This report, prepared by the OECD and the Global Women’s Entrepreneurship Policy Network, examines the barriers women entrepreneurs face in accessing finance for creating and growing businesses, and explores the policy reforms governments can introduce to address them. The report provides international data on the rate and nature of entrepreneurship by women compared with men, along with insights into the types and levels of finance accessed by women entrepreneurs. It also offers an overview of barriers to women’s entrepreneurship financing and potential policy solutions.
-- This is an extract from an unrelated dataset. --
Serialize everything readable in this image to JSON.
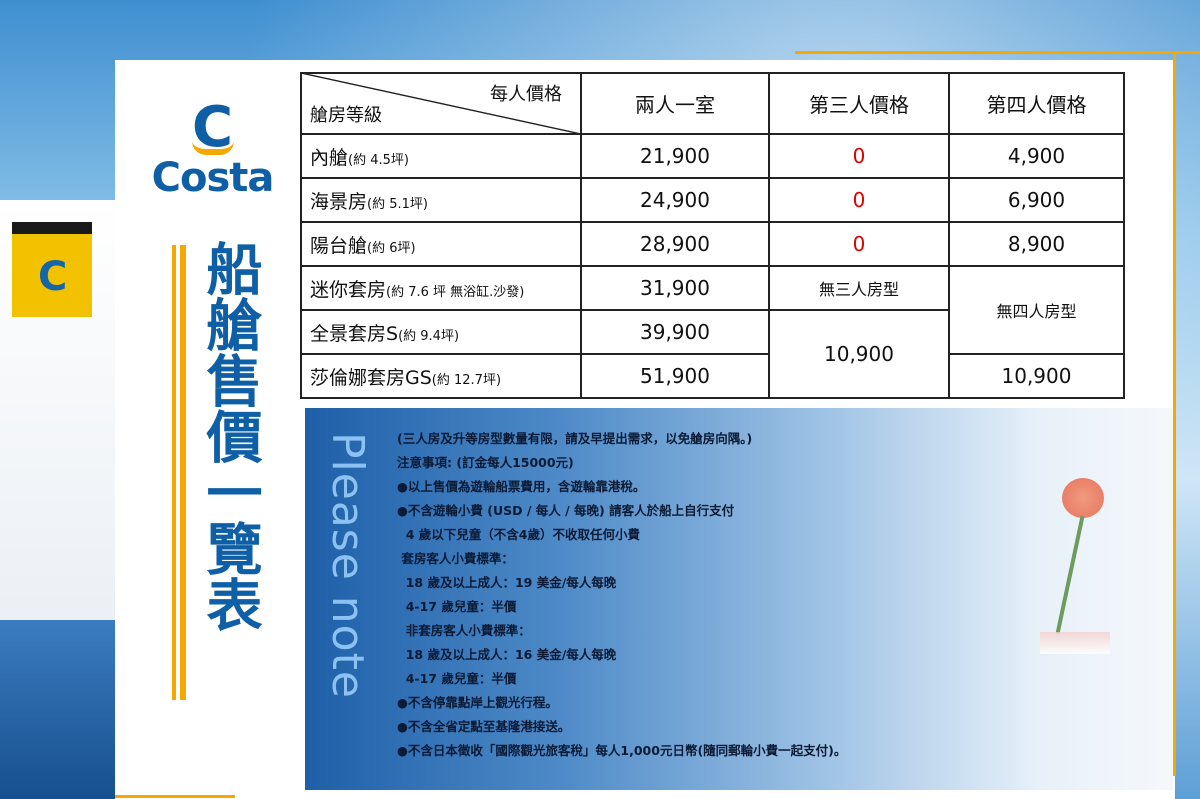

Additionally, the report includes 29 country-specific policy insight notes from selected OECD and non-OECD countries, prepared by academic experts, which explore thematic issues such as cultural attitudes toward women entrepreneurs, fintech innovations, targeted interventions, financial literacy, angel investment, microfinance, and growth-oriented financing.
Despite recent increases in the number of women entrepreneurs, significant gaps remain. Between 2019 and 2023, women in OECD countries were about 75 percent as likely as men to start or manage new businesses, a slight improvement over 2014–2018 levels. Women-led businesses tend to create fewer jobs, exhibit lower levels of innovation, and have less international reach than those led by men. These differences vary across countries due to factors such as cultural norms, labor market conditions, the ease of starting a business, and the size of the informal economy. The gap in entrepreneurship rates has a tangible economic cost; for instance, estimates suggest that the United Kingdom could have added approximately 12 percent of GDP in 2017 if women started and scaled businesses at the same rate as men.
Access to finance remains a key barrier for women entrepreneurs. Data consistently show that women are about half as likely as men to borrow funds from banks, and women-led businesses receive only around 2 percent of total venture capital investment. Even when women secure funding, they often face higher interest rates and more stringent collateral requirements. These challenges contribute to a reluctance among women entrepreneurs to seek financing, further reinforcing the financing gap.
The financing gap arises from both supply- and demand-side issues in financial markets, as well as the characteristics of women-led businesses. Supply-side factors include unconscious bias in lending and investment decisions, under-representation of women in decision-making roles, and a lack of data to demonstrate the business case for investing in women entrepreneurs. Demand-side obstacles include lower levels of entrepreneurship experience, participation in sectors with lower profit margins, and hesitation to pursue external finance. These factors can reduce access to funding, make financing less attractive to suppliers, and negatively affect how business projects are pitched.
Governments have made progress in addressing these gaps, but there remain opportunities to expand and diversify policy tools. Economic rationales for intervention include correcting market and institutional failures, promoting the positive spillovers of women’s entrepreneurship such as job creation and innovation, and addressing discrimination and bias in financing. Policymakers can draw inspiration from the global examples highlighted in the report to strengthen measures that improve access to finance for women entrepreneurs.
A range of financing instruments is critical to meeting women entrepreneurs’ diverse needs. Traditional tools such as loans, loan guarantees, and microcredit are increasingly complemented by fintech solutions, venture capital, and angel investment for high-potential startups. Governments are encouraged to support a mix of instruments to address the multifaceted financing barriers and to respond to the diverse contexts and types of women entrepreneurs.
Monitoring gaps and barriers in women’s entrepreneurship finance is essential to develop effective policies, particularly in emerging areas such as fintech. Data on financing supply and demand for women-led startups remain limited, prompting initiatives like the Women Entrepreneurs Finance Code, a global effort launched in 2023 to collect gender-disaggregated data through public authorities and private financial institutions.
Targeted financial support should also be complemented by non-financial measures. Policies often fall short because they do not consider the specific needs of women-led startups or the ways women access support services. Non-financial interventions, including financial literacy training, leadership programs, and advisory services, can enhance the effectiveness of financial instruments, particularly for growth-oriented enterprises.
Structural inequalities also hinder women’s access to finance. Gender imbalances in unpaid work, unequal property rights, disparities in entrepreneurship education, and limited access to networks restrict opportunities for women entrepreneurs. Addressing unconscious bias in entrepreneurial ecosystems and promoting role models through education and awareness campaigns can help overcome these barriers and encourage women to pursue business growth.
Collaboration with private sector actors is crucial to bridging the finance gap. Governments can leverage private capital through co-investment models, venture capital funds, and angel networks focused on women entrepreneurs. Increasing the representation of women in investment decision-making roles, providing training for female investors, and fostering networks for women to invest in each other are key strategies to enhance access to finance and strengthen women-led business ecosystems globally.